Ingredients:
- Watermelon Rind: 500g (about 1 lb), green skin removed, finely diced
- Onion: 1 medium, finely diced (about 1 cup/150g)
- Red Bell Pepper: 1 medium, finely diced (about 1 cup/150g)
- Fresh Ginger: 2 tbsp, grated (about 30g)
- Garlic: 2 cloves, minced (about 6g)
- Red Chili: 1 small, finely chopped (or more, to taste) – (optional)
- Apple Cider Vinegar: 1 cup (240ml)
- Granulated Sugar: 1 cup (200g)
- Brown Sugar: 1/2 cup (100g), packed
- Salt: 1 tsp (5g)
- Ground Turmeric: 1/2 tsp (1g)
- Mustard Seeds: 1 tsp (5g)
- Ground Cinnamon: 1/4 tsp (0.5g)
- Cloves: 4 whole cloves
Instructions:
- Remove the tough green outer skin from the watermelon rind using a sharp knife or vegetable peeler. Discard the green skin. Dice the remaining white part of the rind into small, even pieces.
- In the saucepan, sauté the diced onion and red bell pepper over medium heat until softened, about 5-7 minutes. Add the grated ginger, minced garlic, and chopped chili (if using) and cook for another minute until fragrant.
- Add the diced watermelon rind, apple cider vinegar, granulated sugar, brown sugar, salt, turmeric, mustard seeds, cinnamon, and cloves to the saucepan.
- Bring the mixture to a boil, then reduce the heat to low and simmer gently, uncovered, for about 40-45 minutes, or until the rind is translucent and the chutney has thickened to a jam-like consistency.

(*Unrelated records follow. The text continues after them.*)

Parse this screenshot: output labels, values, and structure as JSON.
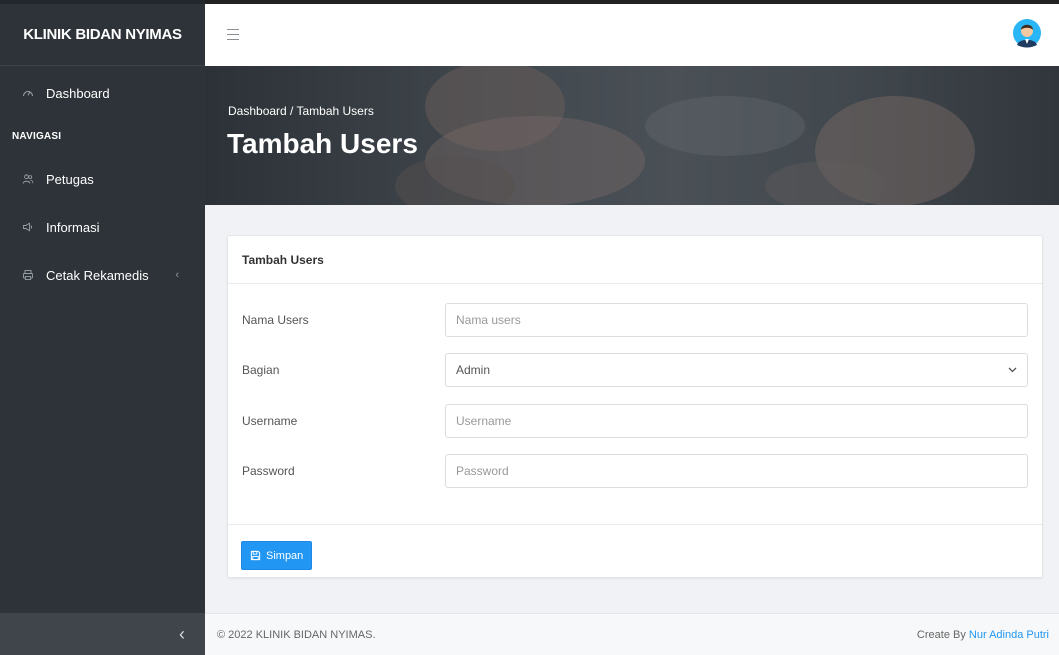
{
  "brand": "KLINIK BIDAN NYIMAS",
  "sidebar": {
    "items": [
      {
        "label": "Dashboard",
        "icon": "dashboard-icon"
      },
      {
        "label": "Petugas",
        "icon": "users-icon"
      },
      {
        "label": "Informasi",
        "icon": "megaphone-icon"
      },
      {
        "label": "Cetak Rekamedis",
        "icon": "printer-icon"
      }
    ],
    "section_header": "NAVIGASI",
    "chevron": "‹",
    "collapse_icon": "‹"
  },
  "hero": {
    "breadcrumb": "Dashboard / Tambah Users",
    "title": "Tambah Users"
  },
  "card": {
    "title": "Tambah Users",
    "fields": [
      {
        "label": "Nama Users",
        "placeholder": "Nama users"
      },
      {
        "label": "Bagian",
        "value": "Admin"
      },
      {
        "label": "Username",
        "placeholder": "Username"
      },
      {
        "label": "Password",
        "placeholder": "Password"
      }
    ],
    "submit_label": "Simpan"
  },
  "footer": {
    "copyright": "© 2022 KLINIK BIDAN NYIMAS.",
    "credit_prefix": "Create By ",
    "credit_name": "Nur Adinda Putri"
  },
  "colors": {
    "sidebar": "#2d3339",
    "accent": "#2196f3"
  }
}
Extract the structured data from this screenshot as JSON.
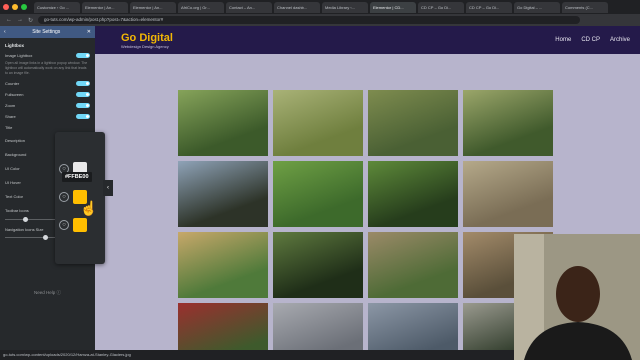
{
  "browser": {
    "tabs": [
      "Customize ‹ Go ...",
      "Elementor | An...",
      "Elementor | An...",
      "AfriCo.org | Gr...",
      "Contact – An...",
      "Channel dashb...",
      "Media Library ‹...",
      "Elementor | CD...",
      "CD CP – Go Di...",
      "CD CP – Go Di...",
      "Go Digital – ...",
      "Comments (C..."
    ],
    "active_tab_index": 7,
    "url": "go-tuts.com/wp-admin/post.php?post=7&action=elementor#"
  },
  "panel": {
    "title": "Site Settings",
    "section": "Lightbox",
    "image_lightbox_label": "Image Lightbox",
    "description": "Open all image links in a lightbox popup window. The lightbox will automatically work on any link that leads to an image file.",
    "toggles": [
      "Counter",
      "Fullscreen",
      "Zoom",
      "Share"
    ],
    "title_label": "Title",
    "labels_partial": [
      "Description",
      "Background",
      "UI Color",
      "UI Hover",
      "Text Color",
      "Toolbar Icons"
    ],
    "nav_icons_label": "Navigation Icons Size",
    "need_help": "Need Help",
    "tooltip": "#FFBE00"
  },
  "popover": {
    "swatches": [
      "#e9e9e9",
      "#ffbe00",
      "#ffbe00"
    ]
  },
  "site": {
    "logo_title": "Go Digital",
    "logo_subtitle": "Webdesign Design Agency",
    "nav": [
      "Home",
      "CD CP",
      "Archive"
    ]
  },
  "gallery_colors": [
    [
      "#3c5a2a",
      "#86a35a"
    ],
    [
      "#6f7f3e",
      "#a9b277"
    ],
    [
      "#4a6034",
      "#7e8c4f"
    ],
    [
      "#405a2c",
      "#9ba66a"
    ],
    [
      "#2d3328",
      "#8fa3b8"
    ],
    [
      "#3d6a2b",
      "#6fa045"
    ],
    [
      "#263d1c",
      "#5e8a3a"
    ],
    [
      "#7a6d55",
      "#b5a98a"
    ],
    [
      "#4f7a3a",
      "#c7a86a"
    ],
    [
      "#1f2e18",
      "#5f7a3f"
    ],
    [
      "#4e6b36",
      "#9b8a68"
    ],
    [
      "#5a4f3a",
      "#a38b6a"
    ],
    [
      "#3e5a2c",
      "#9b2f2f"
    ],
    [
      "#6b6f77",
      "#a8aab0"
    ],
    [
      "#4d5a68",
      "#8c97a6"
    ],
    [
      "#2f3b2a",
      "#9a9a8f"
    ]
  ],
  "status": "go-tuts.com/wp-content/uploads/2020/12/Hamza-at-Stanley-Glaciers.jpg"
}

Stir occasionally to prevent sticking.
- The chutney is ready when a spoonful placed on a chilled plate sets quickly. Be careful not to overcook, as it will continue to thicken as it cools.
- Remove the saucepan from the heat and let the chutney cool slightly. Remove the whole cloves.
- Spoon the chutney into sterilized jars, leaving about 1/4 inch of headspace. Seal the jars according to standard canning procedures (if desired). If not canning, store the chutney in the refrigerator for up to 2 weeks.